Amit Sharma: Ich spiele jetzt seit fast zwei Jahren Poker. Ich habe den Film Rounders gesehen und dann auf ESPN gesehen, wie Chris Moneymaker alles gewonnen hatte. Er verwandelte seine $40 Turnier Buy-in in $2,7 Millionen und das hat mich fasziniert. Ich begann dann öfters nach Atlantic City ins Taj Mahal zu fahren, wo ich dann bald ein regelmäßiger Gast wurde. Online-Poker folgte dann kurz danach.
pt.o: Was für einen Spitznamen benutzt Du online und wieso gerade den?
Sharma: Mein favorisierter Pokerraum ist Full Tilt Poker und dort findet man mich unter dem Namen StillLearning. Wieso ich diesen Namen gewählt habe? Hmmm...
pt.o: Welche Pokerspiele spielst Du meistens online und offline?
Sharma: Online spiele ich meistens $10-$20 No-Limit. Wenn ich einen schlechten Lauf habe oder gerade keine anderen Limits zur Verfügung stehen, dann spiele ich auch $5-$10. Wenn es gut läuft, dann spiele ich auch mal $25-$50 NL oder sogar $50-$100 NL. $50-$100NL online zu spielen ist verrückt, denn man kann $30.000 Schwankungen in weniger als einer Stunde haben. Ich habe in diesem Limit einen $22.000 Pott gegen John Juanda gewonnen und im gleichen Limit einen $21.000 Pott gegen Phil Ivey verloren. Live spiele ich nicht höher als $10-$20, da die meisten sowieso mit $5.000 an $10-$20 NL Tischen sitzen. Sogar an $5-$10 Tischen sind $2.000 ein bescheidenes Buy-in für NL Spiele. Ich spiele online in höheren Limits als in live Games, da es dort ein maximales Buy-in gibt. Ich bin nicht all zu gut in Fixed-Limit Games, aber ich habe online bereits $150-$300 Limit gespielt. Auch hier sind $10.000 Schwankungen innerhalb von 20 Minuten nichts Besonderes. Ich habe aber aufgehört Limit zu spielen, da es mir nicht wirklich liegt.

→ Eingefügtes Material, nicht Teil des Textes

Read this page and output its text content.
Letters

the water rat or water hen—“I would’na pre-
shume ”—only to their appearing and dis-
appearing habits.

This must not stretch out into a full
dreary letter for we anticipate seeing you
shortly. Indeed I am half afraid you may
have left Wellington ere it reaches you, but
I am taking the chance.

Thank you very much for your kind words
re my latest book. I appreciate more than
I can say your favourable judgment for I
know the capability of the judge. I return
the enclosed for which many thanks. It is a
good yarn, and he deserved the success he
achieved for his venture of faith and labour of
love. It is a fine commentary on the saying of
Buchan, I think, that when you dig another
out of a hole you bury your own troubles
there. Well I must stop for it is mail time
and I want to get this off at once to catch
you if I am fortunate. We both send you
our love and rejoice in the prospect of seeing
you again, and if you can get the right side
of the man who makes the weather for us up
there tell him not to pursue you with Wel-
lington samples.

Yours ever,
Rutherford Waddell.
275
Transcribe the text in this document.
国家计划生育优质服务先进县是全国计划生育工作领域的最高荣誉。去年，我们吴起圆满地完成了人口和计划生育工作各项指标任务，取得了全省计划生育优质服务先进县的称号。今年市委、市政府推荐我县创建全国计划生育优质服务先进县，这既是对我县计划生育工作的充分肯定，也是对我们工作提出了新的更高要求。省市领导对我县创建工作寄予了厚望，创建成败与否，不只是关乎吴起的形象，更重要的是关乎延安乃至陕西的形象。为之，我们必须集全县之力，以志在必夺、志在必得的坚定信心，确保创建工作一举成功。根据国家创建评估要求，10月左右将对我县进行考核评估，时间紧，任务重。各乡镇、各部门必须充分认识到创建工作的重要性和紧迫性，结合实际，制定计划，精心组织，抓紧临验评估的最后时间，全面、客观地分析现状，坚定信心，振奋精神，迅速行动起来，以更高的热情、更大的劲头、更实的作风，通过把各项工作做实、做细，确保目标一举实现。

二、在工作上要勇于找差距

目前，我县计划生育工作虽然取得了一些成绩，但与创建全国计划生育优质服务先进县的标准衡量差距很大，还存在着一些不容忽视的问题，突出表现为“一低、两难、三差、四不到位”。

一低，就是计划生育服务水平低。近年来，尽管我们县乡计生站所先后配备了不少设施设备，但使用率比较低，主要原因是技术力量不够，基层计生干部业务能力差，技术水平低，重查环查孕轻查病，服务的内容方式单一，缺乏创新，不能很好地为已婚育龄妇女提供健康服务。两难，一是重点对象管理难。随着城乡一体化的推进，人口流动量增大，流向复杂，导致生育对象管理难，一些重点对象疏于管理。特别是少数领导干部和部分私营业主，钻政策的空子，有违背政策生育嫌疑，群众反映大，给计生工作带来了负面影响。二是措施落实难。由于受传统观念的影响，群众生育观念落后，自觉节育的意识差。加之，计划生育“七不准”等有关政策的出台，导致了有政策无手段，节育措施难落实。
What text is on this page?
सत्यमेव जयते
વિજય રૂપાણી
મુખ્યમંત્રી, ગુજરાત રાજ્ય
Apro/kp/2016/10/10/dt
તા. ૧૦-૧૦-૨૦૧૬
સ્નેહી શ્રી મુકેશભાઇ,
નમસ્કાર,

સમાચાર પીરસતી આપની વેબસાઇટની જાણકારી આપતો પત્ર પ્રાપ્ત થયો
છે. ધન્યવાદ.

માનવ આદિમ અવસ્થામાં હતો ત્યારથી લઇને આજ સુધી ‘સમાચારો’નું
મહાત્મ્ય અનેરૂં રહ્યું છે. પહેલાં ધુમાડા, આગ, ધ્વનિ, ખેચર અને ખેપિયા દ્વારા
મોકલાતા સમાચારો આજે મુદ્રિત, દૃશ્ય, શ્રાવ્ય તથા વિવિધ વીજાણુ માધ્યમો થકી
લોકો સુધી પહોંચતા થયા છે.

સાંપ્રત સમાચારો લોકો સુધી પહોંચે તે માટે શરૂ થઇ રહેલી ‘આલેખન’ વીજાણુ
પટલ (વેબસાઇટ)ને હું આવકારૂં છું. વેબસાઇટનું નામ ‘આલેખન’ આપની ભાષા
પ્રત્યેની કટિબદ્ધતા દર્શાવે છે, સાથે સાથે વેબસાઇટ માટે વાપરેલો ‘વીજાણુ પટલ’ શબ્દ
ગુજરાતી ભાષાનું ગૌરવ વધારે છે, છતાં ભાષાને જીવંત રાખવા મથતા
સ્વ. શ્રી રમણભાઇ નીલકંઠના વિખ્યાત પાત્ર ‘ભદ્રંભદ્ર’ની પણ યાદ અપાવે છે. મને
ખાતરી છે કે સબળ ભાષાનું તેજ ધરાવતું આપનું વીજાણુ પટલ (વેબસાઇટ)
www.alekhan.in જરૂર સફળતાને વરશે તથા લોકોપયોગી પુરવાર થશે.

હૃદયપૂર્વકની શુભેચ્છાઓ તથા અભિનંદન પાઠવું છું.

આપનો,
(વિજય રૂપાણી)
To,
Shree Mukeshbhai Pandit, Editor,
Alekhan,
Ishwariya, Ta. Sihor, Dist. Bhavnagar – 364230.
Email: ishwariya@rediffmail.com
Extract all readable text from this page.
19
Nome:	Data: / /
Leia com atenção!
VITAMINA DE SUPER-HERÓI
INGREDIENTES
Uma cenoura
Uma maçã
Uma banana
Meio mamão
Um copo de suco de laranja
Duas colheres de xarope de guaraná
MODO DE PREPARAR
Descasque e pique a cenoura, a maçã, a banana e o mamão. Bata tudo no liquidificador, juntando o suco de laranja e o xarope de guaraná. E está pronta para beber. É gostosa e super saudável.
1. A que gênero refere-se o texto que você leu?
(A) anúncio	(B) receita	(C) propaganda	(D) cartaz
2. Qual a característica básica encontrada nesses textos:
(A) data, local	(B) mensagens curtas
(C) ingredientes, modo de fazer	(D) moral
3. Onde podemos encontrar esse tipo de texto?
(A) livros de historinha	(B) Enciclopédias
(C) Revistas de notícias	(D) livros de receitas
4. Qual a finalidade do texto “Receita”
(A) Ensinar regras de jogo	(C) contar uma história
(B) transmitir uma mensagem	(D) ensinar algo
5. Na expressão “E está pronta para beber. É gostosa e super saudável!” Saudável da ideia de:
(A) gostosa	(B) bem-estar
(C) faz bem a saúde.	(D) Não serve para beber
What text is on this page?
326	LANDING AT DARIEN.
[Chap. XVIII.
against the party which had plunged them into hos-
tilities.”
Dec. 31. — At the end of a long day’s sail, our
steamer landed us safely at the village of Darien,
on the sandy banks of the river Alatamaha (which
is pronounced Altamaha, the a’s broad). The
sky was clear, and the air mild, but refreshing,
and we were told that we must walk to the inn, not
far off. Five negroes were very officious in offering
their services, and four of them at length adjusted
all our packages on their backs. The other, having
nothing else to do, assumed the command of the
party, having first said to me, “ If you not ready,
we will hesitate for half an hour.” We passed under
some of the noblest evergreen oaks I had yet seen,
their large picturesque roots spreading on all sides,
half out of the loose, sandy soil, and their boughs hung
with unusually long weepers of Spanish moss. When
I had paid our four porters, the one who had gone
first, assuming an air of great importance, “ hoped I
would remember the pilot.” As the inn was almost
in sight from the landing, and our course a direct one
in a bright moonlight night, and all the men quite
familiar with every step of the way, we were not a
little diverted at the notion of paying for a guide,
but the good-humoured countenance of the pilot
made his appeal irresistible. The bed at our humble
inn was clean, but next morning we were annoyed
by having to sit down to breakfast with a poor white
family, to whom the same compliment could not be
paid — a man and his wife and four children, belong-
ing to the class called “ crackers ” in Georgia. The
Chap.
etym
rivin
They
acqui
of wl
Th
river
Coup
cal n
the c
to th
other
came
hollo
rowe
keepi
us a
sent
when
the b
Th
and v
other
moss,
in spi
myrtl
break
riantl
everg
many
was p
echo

pt.o: Spielst Du lieber online oder live und warum?
Sharma: Es ist wirklich schwer diese Frage zu beantworten, weshalb ich lieber ausweiche und die Vorzüge beider Varianten nenne. Online kann man locker vier bis sechs Tische gleichzeitig spielen und die Geschwindigkeit der Spiele ist unglaublich. Man sieht zehnmal mehr Hände online als offline und spielt auch viel schneller. Live macht es Spaß das Ambiente eines High-Stakes Pokertisches zu genießen. Es macht auch irgendwie Spaß den psychologischen Effekt des Gewinnens oder Verlierens zu erleben. Ich weiß, dass sich das jetzt kitschig anhören wird, aber ich fühle mich wie ein "High Roller", wenn ich die Hundertdollarscheine zähle, welche ich in den Pott schmeißen werde, während ich importiertes Fiji Wasser trinke.
pt.o: Welches sind die häufigsten Fehler der Spieler in den Spielen die Du spielst?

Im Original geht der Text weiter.